There is no doubt as to what the new play “Left on Tenth,” which opened at the James Earl Jones Theatre Wednesday night, wants to be: A romantic, funny and harrowing tale of a woman’s rebirth.
Theater review
LEFT ON TENTH
One hour and 40 minutes, with no intermission. At the James Earl Jones Theatre, 130 West 48th Street.
Yet, after seeing Delia Ephron’s Broadway show starring Julianna Margulies and Peter Gallagher, different descriptors jump to mind: Sappy, sluggish and awkward.
That Ephron, who co-wrote rom-coms such as “You’ve Got Mail” and “Hanging Up” with her late sister Nora, based this cliche-ridden slog on the dramatic highs and lows of her own life adds another layer of discomfort.
I felt bad — awful, really — that I disliked the dramedy about this real person’s heartbreak, illness and eventual triumph as much as I did. But the mangled tone, laughless jokes and emotional fakery are impossible to look beyond.
The charisma of the two leads can’t save cardboard dialogue. Noble intentions make the pacing no less clunky. Even the cuteness of its two real dogs fails to pump life into a show that’s ostensibly about living.
Ephron’s play begins with a relatable scenario. Delia (Margulies) is on hold with Verizon trying to fix her downed internet connection.
She lives on West 10th Street in Greenwich Village, and her apartment is depicted by set designer Beowulf Boritt as a wall of tall, cream-colored bookshelves. The comfy-elegant vibe, appropriately, is that of a Nancy Meyers house.
The seriousness turns up when Delia reveals why the web is on the fritz: She just canceled the landline of her late husband, Jerry, and Verizon went overboard. He died six months ago after 33 years of marriage. She’s been lost without him.
As writers tend to do when their lives are thrown into chaos, Delia takes to her keyboard.
She pens a comic essay about her phone foibles in the newspaper, and soon, a reader reaches out by email: Peter (Gallagher), a California psychiatrist, who claims he went on several dates with her when she was 18. He happens to be a Jungian, a word that’s said far too many times in this show.

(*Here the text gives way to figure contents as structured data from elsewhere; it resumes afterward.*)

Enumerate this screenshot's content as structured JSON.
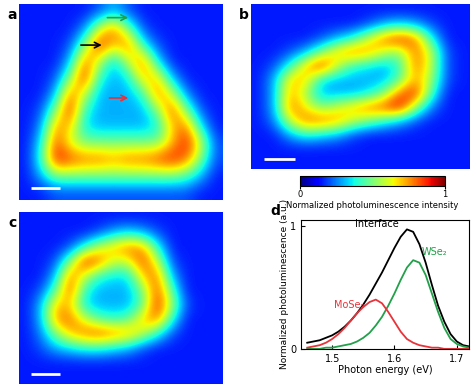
{
  "chart_data": [
    {
      "type": "heatmap",
      "title": "a",
      "cells": [
        [
          0.15,
          0.15,
          0.15,
          0.15,
          0.15,
          0.2,
          0.3,
          0.2,
          0.15,
          0.15,
          0.15,
          0.15,
          0.15,
          0.15
        ],
        [
          0.15,
          0.15,
          0.15,
          0.15,
          0.25,
          0.6,
          0.8,
          0.5,
          0.2,
          0.15,
          0.15,
          0.15,
          0.15,
          0.15
        ],
        [
          0.15,
          0.15,
          0.15,
          0.2,
          0.5,
          0.9,
          0.7,
          0.8,
          0.4,
          0.2,
          0.15,
          0.15,
          0.15,
          0.15
        ],
        [
          0.15,
          0.15,
          0.15,
          0.3,
          0.8,
          0.6,
          0.3,
          0.6,
          0.8,
          0.35,
          0.15,
          0.15,
          0.15,
          0.15
        ],
        [
          0.15,
          0.15,
          0.2,
          0.5,
          0.9,
          0.4,
          0.3,
          0.35,
          0.7,
          0.7,
          0.3,
          0.15,
          0.15,
          0.15
        ],
        [
          0.15,
          0.15,
          0.3,
          0.8,
          0.6,
          0.3,
          0.3,
          0.3,
          0.4,
          0.8,
          0.6,
          0.25,
          0.15,
          0.15
        ],
        [
          0.15,
          0.2,
          0.5,
          0.9,
          0.4,
          0.3,
          0.3,
          0.3,
          0.3,
          0.5,
          0.85,
          0.5,
          0.2,
          0.15
        ],
        [
          0.15,
          0.25,
          0.75,
          0.7,
          0.35,
          0.3,
          0.3,
          0.3,
          0.3,
          0.35,
          0.7,
          0.8,
          0.35,
          0.15
        ],
        [
          0.15,
          0.35,
          0.85,
          0.6,
          0.5,
          0.5,
          0.5,
          0.5,
          0.5,
          0.5,
          0.7,
          0.9,
          0.6,
          0.2
        ],
        [
          0.15,
          0.4,
          0.9,
          0.85,
          0.8,
          0.8,
          0.75,
          0.8,
          0.8,
          0.85,
          0.9,
          0.8,
          0.5,
          0.2
        ],
        [
          0.15,
          0.3,
          0.5,
          0.5,
          0.5,
          0.5,
          0.5,
          0.5,
          0.5,
          0.5,
          0.5,
          0.45,
          0.3,
          0.15
        ],
        [
          0.15,
          0.15,
          0.2,
          0.2,
          0.2,
          0.2,
          0.2,
          0.2,
          0.2,
          0.2,
          0.2,
          0.2,
          0.15,
          0.15
        ]
      ]
    },
    {
      "type": "heatmap",
      "title": "b",
      "cells": [
        [
          0.15,
          0.15,
          0.15,
          0.15,
          0.15,
          0.15,
          0.15,
          0.15,
          0.15,
          0.15,
          0.15,
          0.15,
          0.15,
          0.15
        ],
        [
          0.15,
          0.15,
          0.15,
          0.15,
          0.15,
          0.15,
          0.15,
          0.2,
          0.3,
          0.35,
          0.3,
          0.2,
          0.15,
          0.15
        ],
        [
          0.15,
          0.15,
          0.15,
          0.15,
          0.2,
          0.3,
          0.4,
          0.6,
          0.8,
          0.9,
          0.8,
          0.4,
          0.15,
          0.15
        ],
        [
          0.15,
          0.15,
          0.2,
          0.3,
          0.5,
          0.7,
          0.8,
          0.75,
          0.6,
          0.5,
          0.8,
          0.6,
          0.2,
          0.15
        ],
        [
          0.15,
          0.2,
          0.4,
          0.7,
          0.9,
          0.6,
          0.4,
          0.35,
          0.3,
          0.4,
          0.8,
          0.6,
          0.2,
          0.15
        ],
        [
          0.15,
          0.3,
          0.7,
          0.7,
          0.35,
          0.3,
          0.3,
          0.3,
          0.3,
          0.45,
          0.75,
          0.55,
          0.2,
          0.15
        ],
        [
          0.15,
          0.3,
          0.75,
          0.55,
          0.3,
          0.3,
          0.3,
          0.35,
          0.5,
          0.8,
          0.9,
          0.45,
          0.15,
          0.15
        ],
        [
          0.15,
          0.3,
          0.8,
          0.65,
          0.5,
          0.6,
          0.7,
          0.8,
          0.85,
          0.95,
          0.55,
          0.25,
          0.15,
          0.15
        ],
        [
          0.15,
          0.25,
          0.6,
          0.8,
          0.8,
          0.75,
          0.6,
          0.5,
          0.4,
          0.3,
          0.2,
          0.15,
          0.15,
          0.15
        ],
        [
          0.15,
          0.15,
          0.3,
          0.4,
          0.35,
          0.3,
          0.2,
          0.15,
          0.15,
          0.15,
          0.15,
          0.15,
          0.15,
          0.15
        ],
        [
          0.15,
          0.15,
          0.15,
          0.15,
          0.15,
          0.15,
          0.15,
          0.15,
          0.15,
          0.15,
          0.15,
          0.15,
          0.15,
          0.15
        ],
        [
          0.15,
          0.15,
          0.15,
          0.15,
          0.15,
          0.15,
          0.15,
          0.15,
          0.15,
          0.15,
          0.15,
          0.15,
          0.15,
          0.15
        ]
      ]
    },
    {
      "type": "heatmap",
      "title": "c",
      "cells": [
        [
          0.15,
          0.15,
          0.15,
          0.15,
          0.15,
          0.15,
          0.15,
          0.15,
          0.15,
          0.15,
          0.15,
          0.15,
          0.15,
          0.15
        ],
        [
          0.15,
          0.15,
          0.15,
          0.15,
          0.15,
          0.2,
          0.3,
          0.35,
          0.3,
          0.2,
          0.15,
          0.15,
          0.15,
          0.15
        ],
        [
          0.15,
          0.15,
          0.15,
          0.2,
          0.4,
          0.6,
          0.7,
          0.8,
          0.75,
          0.4,
          0.15,
          0.15,
          0.15,
          0.15
        ],
        [
          0.15,
          0.15,
          0.2,
          0.5,
          0.9,
          0.8,
          0.6,
          0.6,
          0.85,
          0.6,
          0.2,
          0.15,
          0.15,
          0.15
        ],
        [
          0.15,
          0.15,
          0.3,
          0.8,
          0.6,
          0.4,
          0.35,
          0.35,
          0.7,
          0.8,
          0.3,
          0.15,
          0.15,
          0.15
        ],
        [
          0.15,
          0.2,
          0.45,
          0.85,
          0.4,
          0.3,
          0.3,
          0.3,
          0.5,
          0.85,
          0.45,
          0.15,
          0.15,
          0.15
        ],
        [
          0.15,
          0.3,
          0.7,
          0.7,
          0.35,
          0.3,
          0.3,
          0.3,
          0.45,
          0.9,
          0.55,
          0.2,
          0.15,
          0.15
        ],
        [
          0.15,
          0.3,
          0.75,
          0.8,
          0.6,
          0.45,
          0.4,
          0.45,
          0.7,
          0.8,
          0.4,
          0.15,
          0.15,
          0.15
        ],
        [
          0.15,
          0.25,
          0.5,
          0.7,
          0.8,
          0.85,
          0.8,
          0.75,
          0.6,
          0.4,
          0.2,
          0.15,
          0.15,
          0.15
        ],
        [
          0.15,
          0.2,
          0.3,
          0.35,
          0.4,
          0.4,
          0.35,
          0.3,
          0.2,
          0.15,
          0.15,
          0.15,
          0.15,
          0.15
        ],
        [
          0.15,
          0.15,
          0.15,
          0.15,
          0.15,
          0.15,
          0.15,
          0.15,
          0.15,
          0.15,
          0.15,
          0.15,
          0.15,
          0.15
        ],
        [
          0.15,
          0.15,
          0.15,
          0.15,
          0.15,
          0.15,
          0.15,
          0.15,
          0.15,
          0.15,
          0.15,
          0.15,
          0.15,
          0.15
        ]
      ]
    },
    {
      "type": "line",
      "title": "d",
      "x_label": "Photon energy (eV)",
      "y_label": "Normalized photoluminescence (a.u.)",
      "x": [
        1.46,
        1.47,
        1.48,
        1.49,
        1.5,
        1.51,
        1.52,
        1.53,
        1.54,
        1.55,
        1.56,
        1.57,
        1.58,
        1.59,
        1.6,
        1.61,
        1.62,
        1.63,
        1.64,
        1.65,
        1.66,
        1.67,
        1.68,
        1.69,
        1.7,
        1.71,
        1.72
      ],
      "xlim": [
        1.45,
        1.72
      ],
      "xticks": [
        1.5,
        1.6,
        1.7
      ],
      "ylim": [
        0,
        1.05
      ],
      "yticks": [
        0,
        1
      ],
      "series": [
        {
          "name": "Interface",
          "color": "#000000",
          "values": [
            0.05,
            0.06,
            0.07,
            0.09,
            0.11,
            0.14,
            0.18,
            0.23,
            0.29,
            0.36,
            0.44,
            0.53,
            0.62,
            0.72,
            0.82,
            0.91,
            0.97,
            0.95,
            0.85,
            0.7,
            0.52,
            0.35,
            0.22,
            0.12,
            0.06,
            0.03,
            0.02
          ]
        },
        {
          "name": "WSe₂",
          "color": "#22a04a",
          "values": [
            0,
            0,
            0,
            0.01,
            0.01,
            0.02,
            0.03,
            0.04,
            0.06,
            0.09,
            0.13,
            0.19,
            0.26,
            0.35,
            0.45,
            0.56,
            0.66,
            0.72,
            0.7,
            0.6,
            0.45,
            0.3,
            0.17,
            0.08,
            0.04,
            0.02,
            0.01
          ]
        },
        {
          "name": "MoSe₂",
          "color": "#e8333a",
          "values": [
            0.01,
            0.02,
            0.03,
            0.05,
            0.08,
            0.12,
            0.17,
            0.23,
            0.29,
            0.34,
            0.38,
            0.4,
            0.37,
            0.3,
            0.22,
            0.14,
            0.08,
            0.05,
            0.03,
            0.02,
            0.01,
            0.01,
            0,
            0,
            0,
            0,
            0
          ]
        }
      ]
    }
  ],
  "colorbar": {
    "label": "Normalized photoluminescence intensity",
    "range": [
      0,
      1
    ],
    "ticks": [
      0,
      1
    ]
  }
}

Their sweet back-and-forth — Margulies, a genial actress, and Gallagher sit at his and her desks for quite a while — turns into a long-distance relationship.
“I began to believe I was falling into my own romantic comedy,” Delia says in one of the play’s countless moments of distancing, stakes-obliterating narration.
She’s been obsessed with love since she first watched “Seven Brides for Seven Brothers” as a kid.
A dopey transition dance — director Susan Stroman’s calling card, such as it is — that’s meant to summon that 1954 movie musical should have been axed straight away.
Alas, too many poor choices have been left in “Tenth.”
Casting Gallagher was one of the few strong ones. His warm presence and resonant voice add levels to Peter that certainly aren’t evident in the hokey writing. His character, save for an obsession with red pepper flakes, is robotically perfect.
And so is Delia’s new life. But her happiness is shattered when she’s diagnosed with leukemia, the same cancer that killed her sister.
Peter sticks by his girl as the show starkly relocates from desks and books to a sterile hospital room, and the relationship intensifies while she battles the disease for months.
The structure of the chemotherapy scenes — montages of worsening and improvement — is wonky. The audience should be crying buckets while Delia and Peter suffer, but I’ve had more affecting train commutes.
It’s not for lack of trying. A real stumper comes when the unconscious patient’s blood-oxygen levels start to drop, and doting Peter encourages her to push through it as the teary song “Ship in a Bottle” plays.
Margulies is game and doesn’t hold back as Delia deteriorates and lashes out. Nonetheless, the sequences are afflicted by the same artificiality shared by the entire production.
Part of the problem is that Stroman sticks to her comfort zone and has directed “Left on Tenth” like it’s a musical. She’s far too concerned with transitions, adding kitschy flourishes and changing wigs than honestly portraying humans.
Delia’s struggle, therefore, is choreographed — not embodied or felt.
Other than Delia, every character is textureless and uninteresting. Peter Francis James and Kate MacCluggage play a Rolodex of people in her life: a British best friend in Wales, a Chai-tea-latte type in Northern California, doctors, nurses, waiters and more.
MacCluggage puts on a different shiny wig for nearly every person — it’s practically “Rainbow High” from “Evita” with hairpieces — and goes to town on the accents (English, Slavic, Valley Girl). But substantively each role is exactly the same.
They’re devices, not people.
Ephron’s bio-play might’ve turned out better had she handed her memoir to a different, less precious writer with a better grasp of what works onstage. As it stands, what’s at the Jones right now is a wannabe rom-com that delivers neither rom nor com.